No cabe duda de que, cuando observamos a los Estados Unidos, se puede ver que la estructura fundamental ha fracasado. El concepto teórico tiene dos elementos que ya no funcionan.
El eslogan ‘el pueblo ha hablado’ implica, como resultado final, que las masas han elegido un liderazgo cuya pretensión de validez se consigue con el predominio matemático.
El segundo elemento expone el engaño irracional: por un lado tenemos el dominio de las masas y, por el otro, la descarnada realidad: cada individuo, lejos de ser una mera estadística, pone de manifiesto la fractura fundamental. La masa del pueblo en la democracia moderna es absolutamente incapaz de elegir un liderazgo libertador. Les falta la formación intelectual con la que descifrar el problema matemático fundamental que implica la elección liberadora del votante. En el modelo americano, los votantes negros predominan sobre el resto del electorado. En consecuencia, una población medio analfabeta votaría lo que ya es un resultado predeterminado. Los problemas manifiestos que confrontan a la comunidad negra tienen un conjunto de imperativos totalmente diferentes, de forma que, darles lo que quieren, es un programa social diferente al que exige el problema tecnológico moderno.
Los últimos tres presidentes han accedido al poder basándose en un conjunto de promesas incumplidas. Mientras la retórica política promete satisfacer todas las necesidades cívicas de esa mayoría, el electorado se ve obligado cada día a ignorar los imperativos categóricos del predominio financiero y la encumbrada aventura del imperio. Esto es algo que podemos encontrar en todos los sistemas que dependen de esta dualidad. En los Estados Unidos la lógica implacable de la democracia basada en el recuento, ha llegado a un punto crítico mediante una serie de sistemas de votación, enrevesados e imposibles de descifrar que, desde el punto de vista numérico, se reducen a dos. La elección es entre uno que propone una especie de liderazgo apolítico, al estilo Teddy Roosevelt que, de esa misma manera, lleva a que la nación se involucre en guerras no deseadas, y su opositor que ofrece a las masas una serie de promesas sociales que no puede cumplir.

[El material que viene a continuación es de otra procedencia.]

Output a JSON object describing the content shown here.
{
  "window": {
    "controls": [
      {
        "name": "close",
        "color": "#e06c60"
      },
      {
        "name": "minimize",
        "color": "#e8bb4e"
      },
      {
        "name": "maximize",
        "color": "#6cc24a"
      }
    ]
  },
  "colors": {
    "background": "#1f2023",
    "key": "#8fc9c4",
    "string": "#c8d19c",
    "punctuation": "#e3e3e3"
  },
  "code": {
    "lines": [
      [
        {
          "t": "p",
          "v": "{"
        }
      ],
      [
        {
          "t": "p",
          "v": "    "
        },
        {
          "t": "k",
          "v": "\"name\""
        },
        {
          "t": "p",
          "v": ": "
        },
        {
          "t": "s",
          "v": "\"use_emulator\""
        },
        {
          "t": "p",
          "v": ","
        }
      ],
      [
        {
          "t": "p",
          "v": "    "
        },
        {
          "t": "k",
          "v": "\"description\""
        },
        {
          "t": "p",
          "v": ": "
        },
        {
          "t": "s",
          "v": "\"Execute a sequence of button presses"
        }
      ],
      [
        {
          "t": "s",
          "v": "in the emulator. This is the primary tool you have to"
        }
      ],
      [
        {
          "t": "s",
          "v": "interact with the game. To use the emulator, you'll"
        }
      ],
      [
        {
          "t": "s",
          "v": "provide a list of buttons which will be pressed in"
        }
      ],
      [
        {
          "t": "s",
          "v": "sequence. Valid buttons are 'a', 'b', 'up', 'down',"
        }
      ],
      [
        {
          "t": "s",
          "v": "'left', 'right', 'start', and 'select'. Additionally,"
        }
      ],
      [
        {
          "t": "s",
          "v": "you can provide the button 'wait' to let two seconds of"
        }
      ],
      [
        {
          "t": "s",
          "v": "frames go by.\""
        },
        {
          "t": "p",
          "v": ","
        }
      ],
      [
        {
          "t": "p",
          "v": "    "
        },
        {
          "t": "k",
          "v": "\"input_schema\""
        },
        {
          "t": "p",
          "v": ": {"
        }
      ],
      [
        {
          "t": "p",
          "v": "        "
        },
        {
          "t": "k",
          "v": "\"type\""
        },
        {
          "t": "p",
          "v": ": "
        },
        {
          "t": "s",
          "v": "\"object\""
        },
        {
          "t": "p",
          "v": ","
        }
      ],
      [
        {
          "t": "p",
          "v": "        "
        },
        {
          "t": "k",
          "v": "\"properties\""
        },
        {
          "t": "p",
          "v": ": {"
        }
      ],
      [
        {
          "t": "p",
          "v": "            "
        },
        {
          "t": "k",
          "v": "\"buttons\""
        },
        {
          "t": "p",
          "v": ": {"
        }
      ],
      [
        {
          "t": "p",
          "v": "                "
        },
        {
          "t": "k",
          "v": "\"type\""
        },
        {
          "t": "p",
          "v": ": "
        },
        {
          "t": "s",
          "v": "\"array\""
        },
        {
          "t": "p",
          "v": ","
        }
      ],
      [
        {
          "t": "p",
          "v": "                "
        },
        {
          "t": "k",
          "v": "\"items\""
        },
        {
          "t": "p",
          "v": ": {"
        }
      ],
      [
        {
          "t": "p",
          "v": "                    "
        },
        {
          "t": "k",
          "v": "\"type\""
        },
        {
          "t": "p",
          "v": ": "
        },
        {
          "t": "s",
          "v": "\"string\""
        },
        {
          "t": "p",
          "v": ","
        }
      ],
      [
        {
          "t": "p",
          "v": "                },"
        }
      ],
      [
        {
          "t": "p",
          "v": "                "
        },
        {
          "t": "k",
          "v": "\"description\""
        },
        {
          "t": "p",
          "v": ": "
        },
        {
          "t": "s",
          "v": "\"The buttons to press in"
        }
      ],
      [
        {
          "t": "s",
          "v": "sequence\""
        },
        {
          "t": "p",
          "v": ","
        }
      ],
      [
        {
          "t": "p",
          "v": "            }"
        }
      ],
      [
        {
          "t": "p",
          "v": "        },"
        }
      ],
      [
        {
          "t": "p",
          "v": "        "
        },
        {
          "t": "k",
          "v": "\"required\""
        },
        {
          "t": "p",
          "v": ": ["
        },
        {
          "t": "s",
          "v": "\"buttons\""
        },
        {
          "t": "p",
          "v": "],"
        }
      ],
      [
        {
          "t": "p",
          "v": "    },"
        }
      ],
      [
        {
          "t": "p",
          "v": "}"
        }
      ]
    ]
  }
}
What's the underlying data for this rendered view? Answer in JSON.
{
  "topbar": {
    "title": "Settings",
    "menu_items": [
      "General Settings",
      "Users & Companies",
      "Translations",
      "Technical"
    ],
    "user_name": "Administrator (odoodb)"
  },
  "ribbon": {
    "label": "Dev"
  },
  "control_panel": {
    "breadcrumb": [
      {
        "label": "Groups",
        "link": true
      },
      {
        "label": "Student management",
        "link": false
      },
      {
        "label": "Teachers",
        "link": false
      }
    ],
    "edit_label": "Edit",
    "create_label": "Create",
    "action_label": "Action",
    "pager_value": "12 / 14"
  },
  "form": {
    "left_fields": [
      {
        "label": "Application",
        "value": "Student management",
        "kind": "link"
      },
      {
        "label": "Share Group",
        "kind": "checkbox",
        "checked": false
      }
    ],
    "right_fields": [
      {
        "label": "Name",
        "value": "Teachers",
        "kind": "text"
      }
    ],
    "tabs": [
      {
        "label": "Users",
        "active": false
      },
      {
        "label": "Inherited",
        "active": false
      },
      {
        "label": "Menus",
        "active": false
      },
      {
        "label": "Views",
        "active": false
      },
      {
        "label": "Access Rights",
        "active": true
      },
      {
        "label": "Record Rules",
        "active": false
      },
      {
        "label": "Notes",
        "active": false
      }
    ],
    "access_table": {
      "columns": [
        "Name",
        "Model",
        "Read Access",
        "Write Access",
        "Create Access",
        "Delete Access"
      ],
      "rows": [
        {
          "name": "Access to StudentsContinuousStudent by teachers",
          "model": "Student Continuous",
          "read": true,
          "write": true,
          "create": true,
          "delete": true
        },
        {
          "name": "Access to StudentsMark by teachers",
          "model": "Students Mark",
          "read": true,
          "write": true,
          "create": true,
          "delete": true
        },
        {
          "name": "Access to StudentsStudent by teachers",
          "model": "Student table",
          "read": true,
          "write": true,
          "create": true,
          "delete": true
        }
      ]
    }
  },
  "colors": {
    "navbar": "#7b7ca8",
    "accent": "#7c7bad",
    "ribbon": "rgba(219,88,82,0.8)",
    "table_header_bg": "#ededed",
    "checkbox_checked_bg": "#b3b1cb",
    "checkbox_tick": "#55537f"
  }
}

En cierto sentido, esta es la última baza de la República Americana. Un simple vistazo a los libros de historia desvela que América ha llegado a su fin. El país se enfrenta a un problema político insoluble, un problema que solo puede resolver el estamento militar. El estado ha llegado a una crisis en la que, hasta el último minuto, puede mantener la idea de que todo sigue igual. El liderazgo militar ha sido humillado con normas de conducta impuestas desde el exterior. Solo hay una institución militar que ha preservado su identidad y se ha mantenido al margen. Ha formado a sus integrantes de forma muy inteligente, propiciando una educación cuyo resultado es un soldado que no conoce el miedo, que incluso está separada del resto del ejército y que se mantiene con toda su leyenda fomentada de forma escrupulosa. El final de la República solo puede significar una toma del poder por parte del estamento militar, algo que, hace doscientos años, fue pronosticado por el filósofo escocés Adam Ferguson.